フードの少女は咄嗟に横へ回避して直撃は免れるが、地面にぶつかって拡散した雷を喰らい、体が麻痺してしまったのか地面に膝を付く。
「あばよ!」
ジーナスが初級魔術の«雷球»を放って魔物達を吹き飛ばして道を作り、そこをセルドールが斬り込んで行く。その後ろの何匹かの魔物が追うが、殆どの魔物が膝を付いているフードの少女に襲い掛かった。
「――糞が」
心の底から、そう思った。
«魔力武装»で加速し、麻痺した少女に斧を振り下ろそうとしている《影斧》の前へ割り込む。テレスを助けた時に少し似ているな、なんて思いながら、今度はしっかり剣で斧を防御した。
「あ」
全力の一太刀で《影斧》を斬り伏せ、何かを言おうとしたフードの少女の手を掴んで強引に立ち上がらせる。体が痺れているのか歩けないようなので、剣を背中に戻して彼女を抱きかかえ、その場から離脱する。
「大丈夫か」
走りながらそう声を掛けると、少女は我に返ったのかコクリと頷いた。
しばらくして、もう自分で立てれるだろうと判断して、少女を床へ下ろした。
「っ」
天井から奇襲を仕掛けてきた《哀人》に、フードの少女が小刀で対応する。伸びてきた腕を躱し、床を蹴りつけて地面に張り付いている《哀人》の元にまで飛び上がった。

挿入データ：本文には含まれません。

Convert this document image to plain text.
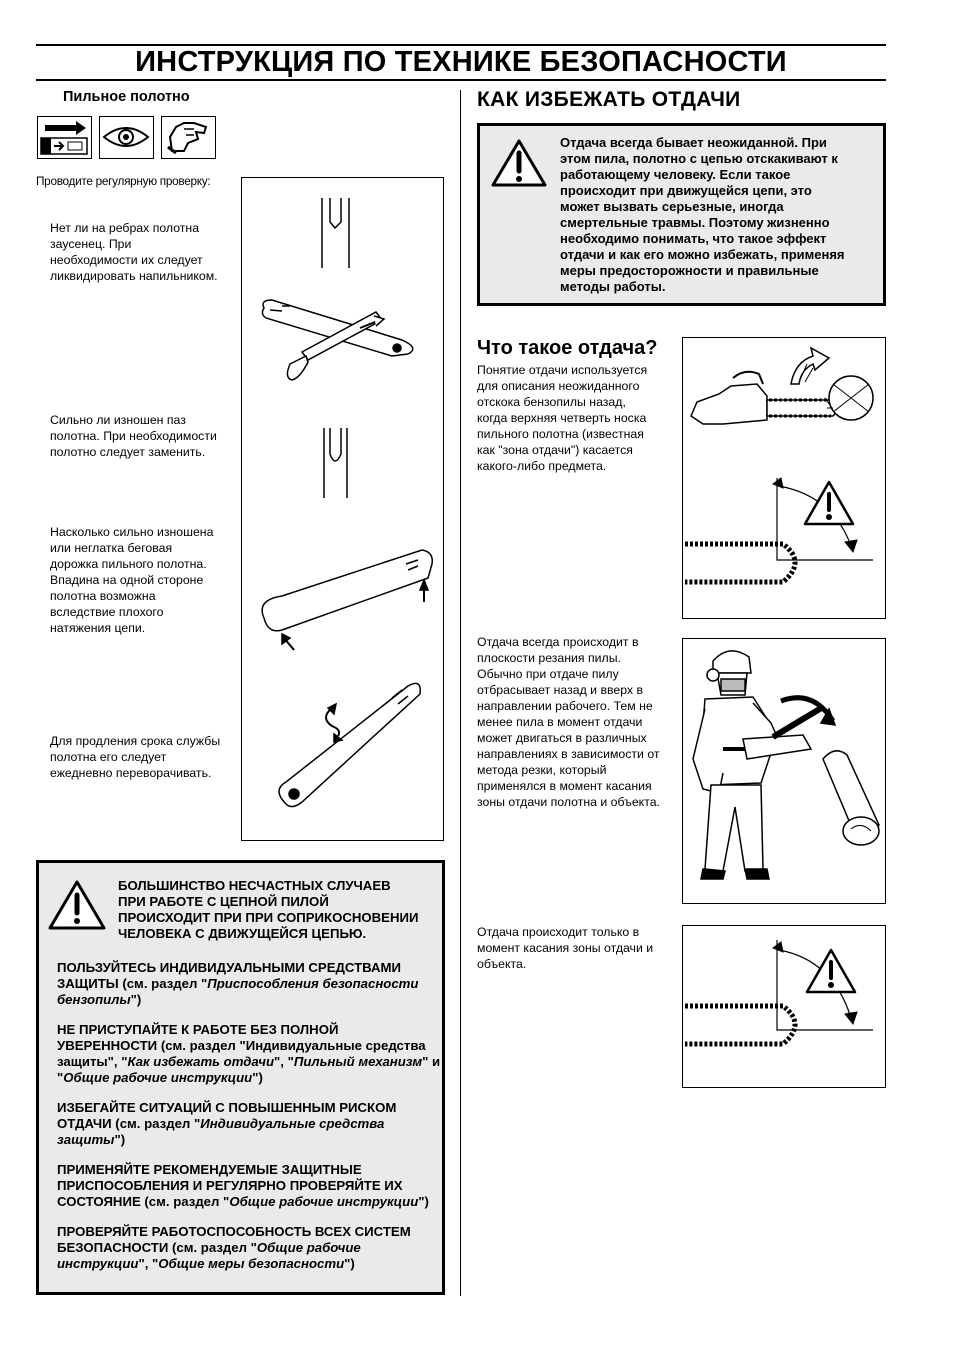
ИНСТРУКЦИЯ ПО ТЕХНИКЕ БЕЗОПАСНОСТИ
Пильное полотно
Проводите регулярную проверку:
Нет ли на ребрах полотна
заусенец. При
необходимости их следует
ликвидировать напильником.
Сильно ли изношен паз
полотна. При необходимости
полотно следует заменить.
Насколько сильно изношена
или неглатка беговая
дорожка пильного полотна.
Впадина на одной стороне
полотна возможна
вследствие плохого
натяжения цепи.
Для продления срока службы
полотна его следует
ежедневно переворачивать.
БОЛЬШИНСТВО НЕСЧАСТНЫХ СЛУЧАЕВ
ПРИ РАБОТЕ С ЦЕПНОЙ ПИЛОЙ
ПРОИСХОДИТ ПРИ ПРИ СОПРИКОСНОВЕНИИ
ЧЕЛОВЕКА С ДВИЖУЩЕЙСЯ ЦЕПЬЮ.
ПОЛЬЗУЙТЕСЬ ИНДИВИДУАЛЬНЫМИ СРЕДСТВАМИ ЗАЩИТЫ (см. раздел "Приспособления безопасности бензопилы")
НЕ ПРИСТУПАЙТЕ К РАБОТЕ БЕЗ ПОЛНОЙ УВЕРЕННОСТИ (см. раздел "Индивидуальные средства защиты", "Как избежать отдачи", "Пильный механизм" и "Общие рабочие инструкции")
ИЗБЕГАЙТЕ СИТУАЦИЙ С ПОВЫШЕННЫМ РИСКОМ ОТДАЧИ (см. раздел "Индивидуальные средства защиты")
ПРИМЕНЯЙТЕ РЕКОМЕНДУЕМЫЕ ЗАЩИТНЫЕ ПРИСПОСОБЛЕНИЯ И РЕГУЛЯРНО ПРОВЕРЯЙТЕ ИХ СОСТОЯНИЕ (см. раздел "Общие рабочие инструкции")
ПРОВЕРЯЙТЕ РАБОТОСПОСОБНОСТЬ ВСЕХ СИСТЕМ БЕЗОПАСНОСТИ (см. раздел "Общие рабочие инструкции", "Общие меры безопасности")
КАК ИЗБЕЖАТЬ ОТДАЧИ
Отдача всегда бывает неожиданной. При
этом пила, полотно с цепью отскакивают к
работающему человеку. Если такое
происходит при движущейся цепи, это
может вызвать серьезные, иногда
смертельные травмы. Поэтому жизненно
необходимо понимать, что такое эффект
отдачи и как его можно избежать, применяя
меры предосторожности и правильные
методы работы.
Что такое отдача?
Понятие отдачи используется
для описания неожиданного
отскока бензопилы назад,
когда верхняя четверть носка
пильного полотна (известная
как "зона отдачи") касается
какого-либо предмета.
Отдача всегда происходит в
плоскости резания пилы.
Обычно при отдаче пилу
отбрасывает назад и вверх в
направлении рабочего. Тем не
менее пила в момент отдачи
может двигаться в различных
направлениях в зависимости от
метода резки, который
применялся в момент касания
зоны отдачи полотна и объекта.
Отдача происходит только в
момент касания зоны отдачи и
объекта.
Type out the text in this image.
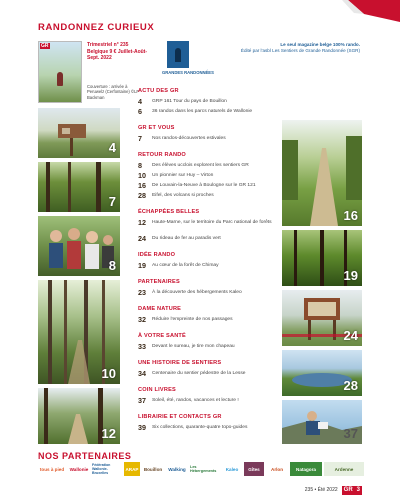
RANDONNEZ CURIEUX
GR	Trimestriel n° 235 Belgique 9 € Juillet-Août-Sept. 2022
Couverture : arrivée à Peruwelz (Cerfontaine) ©LP Backman
GRANDES RANDONNÉES
Le seul magazine belge 100% rando.
Édité par l'asbl Les Sentiers de Grande Randonnée (SGR)
4
7
8
10
12
ACTU DES GR
4	GRP 161 Tour du pays de Bouillon
6	36 randos dans les parcs naturels de Wallonie
GR ET VOUS
7	Nos randos-découvertes estivales
RETOUR RANDO
8	Des élèves ucclois explorent les sentiers GR
10	Un pionnier sur Huy – Virton
16	De Louvain-la-Neuve à Boulogne sur le GR 121
28	Eifel, des volcans si proches
ÉCHAPPÉES BELLES
12	Haute-Marne, sur le territoire du Parc national de forêts
24	Du rideau de fer au paradis vert
IDÉE RANDO
19	Au cœur de la forêt de Chimay
PARTENAIRES
23	À la découverte des hébergements Kaleo
DAME NATURE
32	Réduire l'empreinte de nos passages
À VOTRE SANTÉ
33	Devant le sureau, je tire mon chapeau
UNE HISTOIRE DE SENTIERS
34	Centenaire du sentier pédestre de la Lesse
COIN LIVRES
37	Soleil, été, randos, vacances et lecture !
LIBRAIRIE ET CONTACTS GR
39	Six collections, quarante-quatre topo-guides
16
19
24
28
37
NOS PARTENAIRES
tous à pied	Wallonie
Fédération Wallonie-Bruxelles
ARAP	Bouillon	Walking	Les Hébergements	Kaleo	Gîtes	Arlon	Natagora	Ardenne
235 • Été 2022	GR 3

逃げようとする《哀人》の首を一閃。血を吹き出しながら地面に落ちる《哀人》に空中で止めをさし、フードの少女は地面に着地した。
「あっ!」
その拍子に、ふわりと彼女の頭を覆っていたフードがめくれ上がってしまった。
少女が小さな声を上げる。
フードから出てきたのは、ふんわりとした深紫の髪をやや長めのおかっぱにした、白い肌を林檎の様に赤く染めている少女だった。
紫紺の瞳を大きく見開き、呆けたように開けたピンク色の唇から鋭い犬歯を覗かせて、少女は俺の方を見ている。
何故、フードで隠す必要があるのか、と問いたくなるほど、整った容姿をした可愛らしい少女。
だが、俺はフードで顔を、いや頭を隠していた理由を一瞬で理解した。
彼女の頭からは獣の耳が生えていた。
ツンと尖った髪と同じ色の耳が、怯えるように動いた。
「――人狼種」
かつて魔神に操られ、魔神戦争において多くの人間を虐殺した亜人種。
魔神に利用されていたと分かっていても、人間は人狼種を許すことが出来なかった。
人間種に排斥され、絶滅寸前に追い込まれ、今なお根強い差別にあっている種族。
その少女が、俺の目の前にいた。